5/15/2023
I have a friend way up in northwestern New Jersey, somewhere nestled in the Kittatinny Mountains, and we have made plans in the past about meeting in person but they always fell through.
Why?
I don't believe in myself. Insecurity had me flake out.
Fortunately she doesn't hold it against me and after I made an offhand remark on one of her social media photos, expressing my appreciation, she pretty much said I'm still welcome to stop by.
Wow and holy shit.
Checked in on my friend on LBI and learned she wound up going to urgent care for a 'lady issue' and needs to visit the gynecologist on Tuesday. So far, everything seems good but she feels a bit off. She expressed her esteem for me and what I have to offer. She really is great and I'm soft on her. Just would be a good thing to get to know her more as an individual.
Spoke with Sarah and it was a good thing. She sent me a selfie where Sarah looked like she was going to attend a renfaire. Nope, just her everyday clothes and recently she was able to make the outfit work. Well girl, let me tell you something that outfit still would've worked with fewer parts but you do you.
As for my dealer in Whiting, she seems to be okay but honest to god she is killing herself working these side gigs with her health issues. I worry about her. I want to give her some measure of comfort and make her happy. Plus she's a good woman and I'd like to see if we'd be friends or not. I mean we're friendly now but it's about friendship. The je ne sais quois greater than being merely friends. I mean people who come together over 'hate' can be friends, but once the object of their hate is gone then what else do they have in common?
Thing is I have crushes of a sort on all of them, including my barber even though I presume she wouldn't be interested. I am managing these feelings quite well right now. Two of them are being tempered quite easily since one is in a relationship and the other is married. The former I do respect wholeheartedly. The other friend is down for some things but not all things, and even then the things she's down for would make normies go, "Why that?" I felt a bit of that pinch of what kids call 'a crush' today. In anticipation of my visit, I dropped a nice chunk of change for things with the potential to enhance our time together.
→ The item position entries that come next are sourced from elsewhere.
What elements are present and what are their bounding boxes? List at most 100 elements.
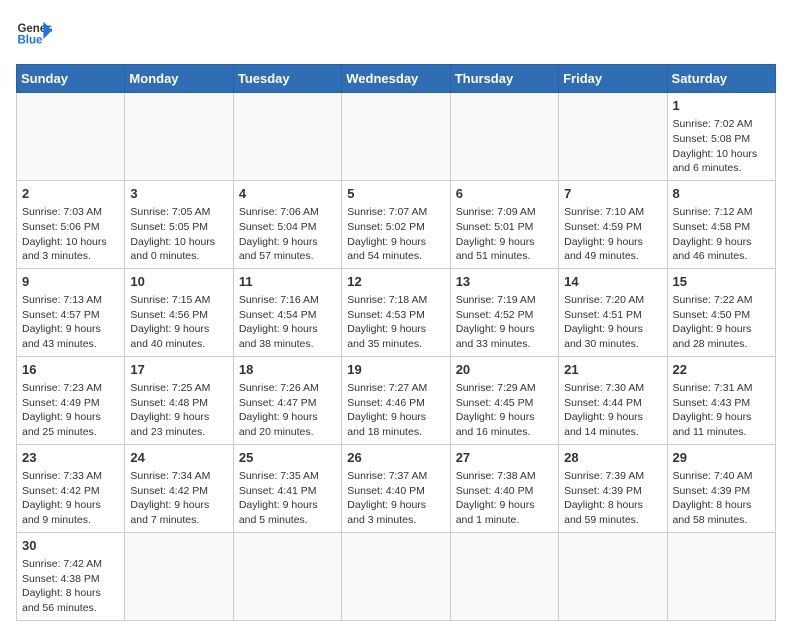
day-info: Sunrise: 7:34 AM Sunset: 4:42 PM Dayligh… (130, 469, 227, 528)
day-number: 13 (456, 273, 553, 291)
day-info: Sunrise: 7:33 AM Sunset: 4:42 PM Dayligh… (22, 469, 119, 528)
calendar-cell: 14Sunrise: 7:20 AM Sunset: 4:51 PM Dayli… (559, 268, 667, 356)
day-info: Sunrise: 7:06 AM Sunset: 5:04 PM Dayligh… (239, 205, 336, 264)
day-info: Sunrise: 7:25 AM Sunset: 4:48 PM Dayligh… (130, 381, 227, 440)
calendar-cell (342, 93, 450, 181)
day-info: Sunrise: 7:38 AM Sunset: 4:40 PM Dayligh… (456, 469, 553, 528)
logo: General Blue (16, 16, 52, 52)
day-number: 16 (22, 361, 119, 379)
day-number: 6 (456, 185, 553, 203)
day-info: Sunrise: 7:18 AM Sunset: 4:53 PM Dayligh… (347, 293, 444, 352)
day-info: Sunrise: 7:09 AM Sunset: 5:01 PM Dayligh… (456, 205, 553, 264)
day-info: Sunrise: 7:39 AM Sunset: 4:39 PM Dayligh… (564, 469, 661, 528)
day-number: 3 (130, 185, 227, 203)
day-number: 12 (347, 273, 444, 291)
day-number: 17 (130, 361, 227, 379)
weekday-header-monday: Monday (125, 65, 233, 93)
calendar-cell: 13 Sunrise: 7:19 AM Sunset: 4:52 PM Dayli… (450, 268, 558, 356)
calendar-cell: 8 Sunrise: 7:12 AM Sunset: 4:58 PM Daylig… (667, 180, 775, 268)
calendar-cell: 20Sunrise: 7:29 AM Sunset: 4:45 PM Dayli… (450, 356, 558, 444)
day-number: 26 (347, 449, 444, 467)
day-info: Sunrise: 7:12 AM Sunset: 4:58 PM Dayligh… (673, 205, 770, 264)
day-number: 23 (22, 449, 119, 467)
day-number: 15 (673, 273, 770, 291)
day-info: Sunrise: 7:35 AM Sunset: 4:41 PM Dayligh… (239, 469, 336, 528)
day-number: 11 (239, 273, 336, 291)
calendar-cell: 2Sunrise: 7:03 AM Sunset: 5:06 PM Daylig… (17, 180, 125, 268)
calendar-cell: 21 Sunrise: 7:30 AM Sunset: 4:44 PM Dayli… (559, 356, 667, 444)
calendar-cell: 25 Sunrise: 7:35 AM Sunset: 4:41 PM Dayli… (233, 444, 341, 532)
day-info: Sunrise: 7:02 AM Sunset: 5:08 PM Dayligh… (673, 117, 770, 176)
calendar-cell: 19Sunrise: 7:27 AM Sunset: 4:46 PM Dayli… (342, 356, 450, 444)
calendar-cell: 22 Sunrise: 7:31 AM Sunset: 4:43 PM Dayli… (667, 356, 775, 444)
calendar-cell: 12 Sunrise: 7:18 AM Sunset: 4:53 PM Dayli… (342, 268, 450, 356)
calendar-cell (17, 93, 125, 181)
calendar-week-3: 9Sunrise: 7:13 AM Sunset: 4:57 PM Daylig… (17, 268, 776, 356)
calendar-cell: 18 Sunrise: 7:26 AM Sunset: 4:47 PM Dayli… (233, 356, 341, 444)
day-info: Sunrise: 7:10 AM Sunset: 4:59 PM Dayligh… (564, 205, 661, 264)
calendar-cell: 1 Sunrise: 7:02 AM Sunset: 5:08 PM Daylig… (667, 93, 775, 181)
calendar-cell (125, 93, 233, 181)
calendar-cell (342, 532, 450, 620)
day-number: 27 (456, 449, 553, 467)
calendar-week-1: 1 Sunrise: 7:02 AM Sunset: 5:08 PM Daylig… (17, 93, 776, 181)
calendar-cell (559, 532, 667, 620)
day-number: 8 (673, 185, 770, 203)
calendar-cell: 29Sunrise: 7:40 AM Sunset: 4:39 PM Dayli… (667, 444, 775, 532)
weekday-header-row: SundayMondayTuesdayWednesdayThursdayFrid… (17, 65, 776, 93)
calendar-cell: 9Sunrise: 7:13 AM Sunset: 4:57 PM Daylig… (17, 268, 125, 356)
calendar-cell (667, 532, 775, 620)
day-info: Sunrise: 7:30 AM Sunset: 4:44 PM Dayligh… (564, 381, 661, 440)
calendar-cell (233, 532, 341, 620)
day-number: 21 (564, 361, 661, 379)
day-number: 2 (22, 185, 119, 203)
calendar-cell: 5Sunrise: 7:07 AM Sunset: 5:02 PM Daylig… (342, 180, 450, 268)
day-number: 19 (347, 361, 444, 379)
calendar-week-4: 16Sunrise: 7:23 AM Sunset: 4:49 PM Dayli… (17, 356, 776, 444)
logo-icon: General Blue (16, 16, 52, 52)
calendar-cell: 30Sunrise: 7:42 AM Sunset: 4:38 PM Dayli… (17, 532, 125, 620)
day-number: 28 (564, 449, 661, 467)
day-number: 24 (130, 449, 227, 467)
day-info: Sunrise: 7:19 AM Sunset: 4:52 PM Dayligh… (456, 293, 553, 352)
calendar-cell: 11Sunrise: 7:16 AM Sunset: 4:54 PM Dayli… (233, 268, 341, 356)
calendar-cell (233, 93, 341, 181)
day-number: 14 (564, 273, 661, 291)
day-info: Sunrise: 7:22 AM Sunset: 4:50 PM Dayligh… (673, 293, 770, 352)
day-info: Sunrise: 7:29 AM Sunset: 4:45 PM Dayligh… (456, 381, 553, 440)
day-number: 5 (347, 185, 444, 203)
calendar-cell: 16Sunrise: 7:23 AM Sunset: 4:49 PM Dayli… (17, 356, 125, 444)
day-number: 10 (130, 273, 227, 291)
weekday-header-thursday: Thursday (450, 65, 558, 93)
day-number: 7 (564, 185, 661, 203)
page-header: General Blue (16, 16, 776, 52)
day-number: 25 (239, 449, 336, 467)
calendar-cell: 15 Sunrise: 7:22 AM Sunset: 4:50 PM Dayli… (667, 268, 775, 356)
day-info: Sunrise: 7:31 AM Sunset: 4:43 PM Dayligh… (673, 381, 770, 440)
calendar-cell: 7 Sunrise: 7:10 AM Sunset: 4:59 PM Daylig… (559, 180, 667, 268)
day-number: 1 (673, 97, 770, 115)
calendar-cell: 28 Sunrise: 7:39 AM Sunset: 4:39 PM Dayli… (559, 444, 667, 532)
day-number: 18 (239, 361, 336, 379)
calendar-cell: 17 Sunrise: 7:25 AM Sunset: 4:48 PM Dayli… (125, 356, 233, 444)
day-info: Sunrise: 7:15 AM Sunset: 4:56 PM Dayligh… (130, 293, 227, 352)
calendar-cell: 6 Sunrise: 7:09 AM Sunset: 5:01 PM Daylig… (450, 180, 558, 268)
calendar-week-2: 2Sunrise: 7:03 AM Sunset: 5:06 PM Daylig… (17, 180, 776, 268)
day-info: Sunrise: 7:26 AM Sunset: 4:47 PM Dayligh… (239, 381, 336, 440)
calendar-cell: 3Sunrise: 7:05 AM Sunset: 5:05 PM Daylig… (125, 180, 233, 268)
calendar-cell (559, 93, 667, 181)
day-info: Sunrise: 7:13 AM Sunset: 4:57 PM Dayligh… (22, 293, 119, 352)
calendar-cell (125, 532, 233, 620)
day-info: Sunrise: 7:40 AM Sunset: 4:39 PM Dayligh… (673, 469, 770, 528)
day-info: Sunrise: 7:42 AM Sunset: 4:38 PM Dayligh… (22, 557, 119, 616)
calendar-cell: 10 Sunrise: 7:15 AM Sunset: 4:56 PM Dayli… (125, 268, 233, 356)
calendar-cell (450, 532, 558, 620)
calendar-week-6: 30Sunrise: 7:42 AM Sunset: 4:38 PM Dayli… (17, 532, 776, 620)
calendar-cell: 4Sunrise: 7:06 AM Sunset: 5:04 PM Daylig… (233, 180, 341, 268)
weekday-header-wednesday: Wednesday (342, 65, 450, 93)
weekday-header-saturday: Saturday (667, 65, 775, 93)
calendar-week-5: 23 Sunrise: 7:33 AM Sunset: 4:42 PM Dayli… (17, 444, 776, 532)
day-number: 22 (673, 361, 770, 379)
weekday-header-tuesday: Tuesday (233, 65, 341, 93)
calendar-cell: 27 Sunrise: 7:38 AM Sunset: 4:40 PM Dayli… (450, 444, 558, 532)
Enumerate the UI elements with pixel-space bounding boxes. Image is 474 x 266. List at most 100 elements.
On Saturday I was thinking to myself about how I wish I did have someone. Just today's attention did me well. Reckon the attention was magnified 'cause of the weed I've been smoking and the remaining ripples from Thursday's mushroom trip. Not to mention I was volunteering at the cat rescue. Seeing those little souls does me well.
Was thinking about cats in general. How they domesticated themlseves, rather than having to be domesticated by humans (a sign of their innate intelligence). Their aloof demeanor sets them apart from humans, and from the experience of dogs. Dogs act like they want to be human. Cats know they are equals to humanity, but they are appreciative of those who take care of them. With cats one knows they're with an alien entity, akin to a fae or a sprite, rather than a sycophantic predator with endemic neoteny defining their existence.
Since I don't believe I have agency in social settings, nor do I believe in myself on principle, I figure if things are happening in circumstances outside of my comfort zone then it must be the work of destiny or fate, rather than acknowledging I truly am the baker of the bread known as my life.
So I figured, "This is a lot like The Lathe Of Heaven" where the protagonist George Orr changes the world in his sleep. Except when I go to sleep, in this case between Saturday and Sunday, a greater agency is molding reality to become more amenable to me. Since I'm in a fog of marijuana smoke I'm going to make very simple declarative statements and position them as gospel. It's a form of spivak's razor summed up as, "If it seems right, it is!" I am spivak in case you didn't know. Visit me at LambdaMOO. Anyway making a long story longer, I believed I dreamt the goodness of Sunday into existence.
Right now I really don't know what to think since I'm stoned.
Perhaps this serves to build momentum, and confidence, heading towards Summer Isle Burn, ĉu ne?